ETA. mid-2011. The Mets like Bouchard's game, despite it not translating well to the pro game in his rookie season, and will likely push him to St. Lucie to open the 2008 season. With no pressing need for a shortstop in the organization, he should move a level per year, making his debut in 2011.

9. Jonathan Malo (24) R/R (A+ St. Lucie .255/.322/.377/.698, 59 for 231, 29 runs, 10 2b, 6 HR, 40 RBI, 23/37 BB/K, 2/6 SBs)

The Mets selected Malo in the 40th round of the 2002 draft out of high school, but he chose instead to attend Oklahoma A&M College for a year. The Mets then drafted him in the 48th round of the 2003 draft, as a draft and follow, and he attended Miami-Dade Community College in the 03-04 year. He was placed on the restricted list in 2004 due to work permit issues. In 2005, his permit issues were resolved, and he played for short A Brooklyn, where he hit .231/.392/.369. A return trip to Brooklyn in 2006 producted disasterous results, a .174/.301/.217/.518 line, but the Mets promoted him to A+ St. Lucie anyway, where he hit .239/.330/.365 in 91 games.

In 2007, Malo hit .255/.322/.377 in 78 games for St. Lucie.

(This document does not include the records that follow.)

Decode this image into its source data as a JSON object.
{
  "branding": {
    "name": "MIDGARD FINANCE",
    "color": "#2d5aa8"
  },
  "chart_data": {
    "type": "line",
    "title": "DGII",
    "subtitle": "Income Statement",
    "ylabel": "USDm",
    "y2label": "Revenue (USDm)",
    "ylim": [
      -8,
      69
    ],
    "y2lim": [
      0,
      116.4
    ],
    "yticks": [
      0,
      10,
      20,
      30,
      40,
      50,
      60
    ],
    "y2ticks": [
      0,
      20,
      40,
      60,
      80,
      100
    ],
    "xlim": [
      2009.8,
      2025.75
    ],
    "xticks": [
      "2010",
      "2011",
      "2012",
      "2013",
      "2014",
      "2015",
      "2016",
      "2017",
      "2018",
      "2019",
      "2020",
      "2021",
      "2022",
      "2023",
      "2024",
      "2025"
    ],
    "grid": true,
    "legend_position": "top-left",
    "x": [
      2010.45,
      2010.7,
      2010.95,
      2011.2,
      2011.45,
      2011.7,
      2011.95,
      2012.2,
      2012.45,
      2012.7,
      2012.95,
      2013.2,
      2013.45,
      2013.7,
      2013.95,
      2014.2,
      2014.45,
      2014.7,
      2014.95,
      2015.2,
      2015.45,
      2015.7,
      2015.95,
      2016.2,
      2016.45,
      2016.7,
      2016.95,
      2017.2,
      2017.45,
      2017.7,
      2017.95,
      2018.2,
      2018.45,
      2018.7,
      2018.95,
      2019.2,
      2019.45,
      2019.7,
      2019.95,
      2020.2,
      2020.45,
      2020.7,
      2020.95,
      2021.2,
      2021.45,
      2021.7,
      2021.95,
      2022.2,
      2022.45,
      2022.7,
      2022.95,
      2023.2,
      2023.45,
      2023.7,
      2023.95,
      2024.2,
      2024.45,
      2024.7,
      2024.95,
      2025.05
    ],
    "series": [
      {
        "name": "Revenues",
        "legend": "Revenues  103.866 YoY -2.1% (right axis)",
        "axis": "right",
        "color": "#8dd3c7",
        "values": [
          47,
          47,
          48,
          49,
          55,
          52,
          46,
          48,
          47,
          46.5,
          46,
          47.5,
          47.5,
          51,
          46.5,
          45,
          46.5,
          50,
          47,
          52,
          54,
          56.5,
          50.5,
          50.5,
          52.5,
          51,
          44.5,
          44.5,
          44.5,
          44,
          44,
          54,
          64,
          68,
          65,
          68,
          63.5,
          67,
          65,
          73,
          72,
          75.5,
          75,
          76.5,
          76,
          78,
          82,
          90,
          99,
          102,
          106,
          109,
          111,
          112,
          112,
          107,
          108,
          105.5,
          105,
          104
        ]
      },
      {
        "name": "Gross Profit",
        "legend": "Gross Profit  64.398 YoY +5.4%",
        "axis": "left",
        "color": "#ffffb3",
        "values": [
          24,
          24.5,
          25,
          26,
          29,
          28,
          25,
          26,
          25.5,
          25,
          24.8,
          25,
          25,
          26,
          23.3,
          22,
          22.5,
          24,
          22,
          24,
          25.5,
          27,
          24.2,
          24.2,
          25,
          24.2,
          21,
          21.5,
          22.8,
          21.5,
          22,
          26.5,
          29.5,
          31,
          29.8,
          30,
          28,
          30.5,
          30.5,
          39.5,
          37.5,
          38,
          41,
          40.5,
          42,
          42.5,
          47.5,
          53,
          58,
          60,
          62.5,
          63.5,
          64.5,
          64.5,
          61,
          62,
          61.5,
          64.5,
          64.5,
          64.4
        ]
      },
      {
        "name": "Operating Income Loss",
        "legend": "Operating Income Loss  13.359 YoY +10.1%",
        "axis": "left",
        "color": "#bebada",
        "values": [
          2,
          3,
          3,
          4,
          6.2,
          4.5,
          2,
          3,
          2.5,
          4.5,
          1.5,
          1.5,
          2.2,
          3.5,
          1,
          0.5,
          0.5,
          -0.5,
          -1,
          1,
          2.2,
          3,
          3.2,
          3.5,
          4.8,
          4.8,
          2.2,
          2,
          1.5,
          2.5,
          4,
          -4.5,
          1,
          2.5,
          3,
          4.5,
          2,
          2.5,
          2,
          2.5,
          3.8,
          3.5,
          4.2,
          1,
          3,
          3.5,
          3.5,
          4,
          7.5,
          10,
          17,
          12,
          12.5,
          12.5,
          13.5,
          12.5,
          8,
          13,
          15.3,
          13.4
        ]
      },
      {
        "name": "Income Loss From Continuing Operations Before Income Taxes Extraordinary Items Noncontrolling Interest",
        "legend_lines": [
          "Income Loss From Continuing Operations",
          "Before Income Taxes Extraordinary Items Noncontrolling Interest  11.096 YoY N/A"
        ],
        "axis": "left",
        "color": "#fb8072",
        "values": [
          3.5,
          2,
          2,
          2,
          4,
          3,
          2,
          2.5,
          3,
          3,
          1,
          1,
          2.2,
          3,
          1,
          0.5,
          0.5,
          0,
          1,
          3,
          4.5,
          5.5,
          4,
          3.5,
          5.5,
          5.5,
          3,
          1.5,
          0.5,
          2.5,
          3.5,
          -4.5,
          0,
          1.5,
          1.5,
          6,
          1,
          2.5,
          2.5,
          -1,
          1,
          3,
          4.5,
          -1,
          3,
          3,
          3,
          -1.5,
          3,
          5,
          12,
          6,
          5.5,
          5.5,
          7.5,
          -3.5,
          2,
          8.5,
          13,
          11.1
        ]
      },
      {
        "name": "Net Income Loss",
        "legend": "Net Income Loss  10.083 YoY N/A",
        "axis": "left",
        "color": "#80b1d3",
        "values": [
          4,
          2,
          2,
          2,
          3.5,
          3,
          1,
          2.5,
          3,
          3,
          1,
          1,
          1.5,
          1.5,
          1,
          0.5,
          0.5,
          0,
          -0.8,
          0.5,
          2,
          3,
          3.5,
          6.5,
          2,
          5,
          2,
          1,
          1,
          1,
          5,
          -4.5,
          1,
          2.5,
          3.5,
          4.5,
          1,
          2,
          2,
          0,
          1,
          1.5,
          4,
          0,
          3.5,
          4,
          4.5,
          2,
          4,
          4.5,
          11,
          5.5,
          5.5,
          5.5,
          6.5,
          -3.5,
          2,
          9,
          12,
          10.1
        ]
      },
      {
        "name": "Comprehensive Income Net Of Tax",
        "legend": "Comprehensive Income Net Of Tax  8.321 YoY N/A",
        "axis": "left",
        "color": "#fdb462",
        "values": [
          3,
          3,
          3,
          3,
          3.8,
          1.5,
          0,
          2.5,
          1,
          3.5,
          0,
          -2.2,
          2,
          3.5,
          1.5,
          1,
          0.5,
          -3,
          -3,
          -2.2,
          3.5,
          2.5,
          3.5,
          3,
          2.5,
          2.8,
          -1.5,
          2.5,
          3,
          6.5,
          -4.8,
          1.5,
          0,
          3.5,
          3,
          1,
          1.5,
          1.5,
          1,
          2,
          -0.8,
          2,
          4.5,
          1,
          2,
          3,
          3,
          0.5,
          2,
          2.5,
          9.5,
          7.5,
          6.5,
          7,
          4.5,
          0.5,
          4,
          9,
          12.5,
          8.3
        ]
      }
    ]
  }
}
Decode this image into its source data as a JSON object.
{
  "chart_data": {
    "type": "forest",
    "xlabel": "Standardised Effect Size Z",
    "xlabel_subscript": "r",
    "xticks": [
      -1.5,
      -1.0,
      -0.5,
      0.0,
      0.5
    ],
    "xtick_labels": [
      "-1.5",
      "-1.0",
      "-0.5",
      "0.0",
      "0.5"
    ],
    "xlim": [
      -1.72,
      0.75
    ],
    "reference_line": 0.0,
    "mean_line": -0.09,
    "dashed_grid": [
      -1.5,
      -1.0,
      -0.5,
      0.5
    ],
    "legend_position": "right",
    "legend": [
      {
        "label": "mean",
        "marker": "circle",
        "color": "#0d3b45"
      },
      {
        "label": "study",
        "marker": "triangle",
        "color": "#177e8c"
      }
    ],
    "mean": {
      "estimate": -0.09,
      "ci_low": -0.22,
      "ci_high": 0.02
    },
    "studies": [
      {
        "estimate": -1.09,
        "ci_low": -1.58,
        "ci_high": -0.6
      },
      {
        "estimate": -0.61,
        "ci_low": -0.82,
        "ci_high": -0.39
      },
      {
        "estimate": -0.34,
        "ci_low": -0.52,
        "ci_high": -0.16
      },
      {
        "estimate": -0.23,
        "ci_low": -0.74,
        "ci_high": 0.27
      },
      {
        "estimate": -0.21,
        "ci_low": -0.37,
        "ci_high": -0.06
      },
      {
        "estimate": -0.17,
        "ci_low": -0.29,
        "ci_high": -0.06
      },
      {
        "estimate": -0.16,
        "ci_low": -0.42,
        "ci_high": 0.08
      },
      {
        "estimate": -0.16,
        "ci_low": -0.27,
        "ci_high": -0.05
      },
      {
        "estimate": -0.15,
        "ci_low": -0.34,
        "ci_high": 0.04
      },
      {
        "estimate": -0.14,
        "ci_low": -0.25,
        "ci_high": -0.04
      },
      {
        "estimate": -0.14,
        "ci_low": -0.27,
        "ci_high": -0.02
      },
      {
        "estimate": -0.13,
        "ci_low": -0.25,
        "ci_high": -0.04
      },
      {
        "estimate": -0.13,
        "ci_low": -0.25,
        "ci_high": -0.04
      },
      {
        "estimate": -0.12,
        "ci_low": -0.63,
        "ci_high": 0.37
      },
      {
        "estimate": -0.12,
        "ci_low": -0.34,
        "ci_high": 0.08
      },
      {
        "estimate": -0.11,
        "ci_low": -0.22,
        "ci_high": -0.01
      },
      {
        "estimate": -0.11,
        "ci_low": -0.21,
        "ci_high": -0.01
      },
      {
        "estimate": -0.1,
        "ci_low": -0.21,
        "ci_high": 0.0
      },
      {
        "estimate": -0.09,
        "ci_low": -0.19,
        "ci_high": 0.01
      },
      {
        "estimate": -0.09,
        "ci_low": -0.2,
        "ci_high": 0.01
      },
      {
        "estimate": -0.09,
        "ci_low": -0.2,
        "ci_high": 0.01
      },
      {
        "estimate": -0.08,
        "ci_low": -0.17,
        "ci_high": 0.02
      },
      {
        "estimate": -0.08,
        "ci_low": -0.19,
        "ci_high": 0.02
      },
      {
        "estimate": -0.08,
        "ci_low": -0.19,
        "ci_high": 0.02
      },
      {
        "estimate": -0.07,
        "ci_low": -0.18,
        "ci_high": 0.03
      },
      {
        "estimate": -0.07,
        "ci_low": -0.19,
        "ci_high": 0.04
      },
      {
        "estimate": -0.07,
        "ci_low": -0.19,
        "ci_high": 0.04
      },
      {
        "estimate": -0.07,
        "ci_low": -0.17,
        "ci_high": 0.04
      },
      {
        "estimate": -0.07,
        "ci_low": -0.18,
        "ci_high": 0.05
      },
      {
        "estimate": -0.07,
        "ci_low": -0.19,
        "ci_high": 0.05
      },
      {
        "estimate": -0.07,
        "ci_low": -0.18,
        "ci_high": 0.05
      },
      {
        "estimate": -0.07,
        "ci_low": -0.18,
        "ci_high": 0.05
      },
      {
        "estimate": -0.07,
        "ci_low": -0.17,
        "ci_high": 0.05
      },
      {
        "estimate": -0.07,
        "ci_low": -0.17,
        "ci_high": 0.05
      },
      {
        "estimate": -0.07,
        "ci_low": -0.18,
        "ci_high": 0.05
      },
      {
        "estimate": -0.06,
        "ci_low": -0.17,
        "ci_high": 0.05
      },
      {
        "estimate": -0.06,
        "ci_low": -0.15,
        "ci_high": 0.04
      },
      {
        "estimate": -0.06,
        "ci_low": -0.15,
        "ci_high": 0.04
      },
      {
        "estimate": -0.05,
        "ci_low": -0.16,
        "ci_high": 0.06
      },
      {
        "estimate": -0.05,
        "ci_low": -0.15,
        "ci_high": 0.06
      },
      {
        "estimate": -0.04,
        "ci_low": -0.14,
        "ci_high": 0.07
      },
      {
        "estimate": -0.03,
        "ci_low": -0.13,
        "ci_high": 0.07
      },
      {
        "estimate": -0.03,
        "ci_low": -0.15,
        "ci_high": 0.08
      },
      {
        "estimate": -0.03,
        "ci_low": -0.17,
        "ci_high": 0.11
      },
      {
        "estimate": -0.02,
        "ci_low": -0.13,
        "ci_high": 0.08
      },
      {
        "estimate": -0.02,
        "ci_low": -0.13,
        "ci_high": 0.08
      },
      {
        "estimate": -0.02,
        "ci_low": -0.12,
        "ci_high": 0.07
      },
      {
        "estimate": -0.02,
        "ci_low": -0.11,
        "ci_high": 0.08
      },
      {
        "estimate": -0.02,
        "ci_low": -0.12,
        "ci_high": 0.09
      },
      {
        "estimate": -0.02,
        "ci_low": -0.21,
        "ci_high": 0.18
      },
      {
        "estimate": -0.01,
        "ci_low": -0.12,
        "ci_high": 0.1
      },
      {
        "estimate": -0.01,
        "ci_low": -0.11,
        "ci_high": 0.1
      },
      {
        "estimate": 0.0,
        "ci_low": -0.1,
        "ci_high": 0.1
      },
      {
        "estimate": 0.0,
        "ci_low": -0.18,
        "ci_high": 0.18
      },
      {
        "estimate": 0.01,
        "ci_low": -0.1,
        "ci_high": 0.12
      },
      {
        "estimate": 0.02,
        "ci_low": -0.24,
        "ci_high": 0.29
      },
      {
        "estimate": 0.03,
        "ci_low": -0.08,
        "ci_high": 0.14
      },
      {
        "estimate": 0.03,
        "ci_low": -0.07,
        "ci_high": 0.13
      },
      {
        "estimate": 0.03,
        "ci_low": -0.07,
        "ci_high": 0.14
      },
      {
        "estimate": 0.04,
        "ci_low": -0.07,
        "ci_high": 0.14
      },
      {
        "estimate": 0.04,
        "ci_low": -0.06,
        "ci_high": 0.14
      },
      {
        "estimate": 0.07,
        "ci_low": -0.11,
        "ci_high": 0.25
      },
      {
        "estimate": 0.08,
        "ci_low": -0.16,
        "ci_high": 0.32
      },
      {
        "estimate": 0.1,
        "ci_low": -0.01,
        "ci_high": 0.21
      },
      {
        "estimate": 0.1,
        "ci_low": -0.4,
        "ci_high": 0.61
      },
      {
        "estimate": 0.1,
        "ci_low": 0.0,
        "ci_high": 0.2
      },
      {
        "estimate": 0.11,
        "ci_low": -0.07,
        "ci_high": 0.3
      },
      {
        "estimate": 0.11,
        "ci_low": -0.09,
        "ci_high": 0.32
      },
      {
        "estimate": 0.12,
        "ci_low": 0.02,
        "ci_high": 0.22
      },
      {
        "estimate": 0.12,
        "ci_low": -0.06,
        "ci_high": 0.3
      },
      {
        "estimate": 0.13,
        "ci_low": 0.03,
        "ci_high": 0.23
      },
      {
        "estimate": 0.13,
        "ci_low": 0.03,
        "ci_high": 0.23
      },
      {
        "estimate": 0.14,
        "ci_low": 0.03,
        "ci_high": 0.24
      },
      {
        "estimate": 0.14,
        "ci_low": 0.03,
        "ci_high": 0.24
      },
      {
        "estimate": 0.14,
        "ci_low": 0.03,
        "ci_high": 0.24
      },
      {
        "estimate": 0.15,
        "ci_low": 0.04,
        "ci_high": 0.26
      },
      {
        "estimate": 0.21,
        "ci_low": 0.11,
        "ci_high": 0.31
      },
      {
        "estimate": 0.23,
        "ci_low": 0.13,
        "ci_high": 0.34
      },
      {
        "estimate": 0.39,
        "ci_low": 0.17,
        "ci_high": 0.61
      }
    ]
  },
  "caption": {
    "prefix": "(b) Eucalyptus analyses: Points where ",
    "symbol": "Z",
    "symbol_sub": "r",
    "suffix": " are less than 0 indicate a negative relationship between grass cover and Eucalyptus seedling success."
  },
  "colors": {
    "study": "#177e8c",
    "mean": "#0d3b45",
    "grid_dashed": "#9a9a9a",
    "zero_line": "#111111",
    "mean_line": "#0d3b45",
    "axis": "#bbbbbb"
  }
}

10. Micah Schilling (25) L/R (A- Brooklyn .283/.427/.365/.791 69 for 244, 49 runs, 17 2b, HR, 15 RBI, 60/50 BB/K, 13/20 SBs)

Schilling was drafted by the Indians in the 1st round of the 2002 draft, and spent 5 years in their system, rising as high as A+ ball. The Mets picked him up prior to the 2007 season, and sent him to A- Brooklyn, where he put up decent numbers. Not much upside here, though.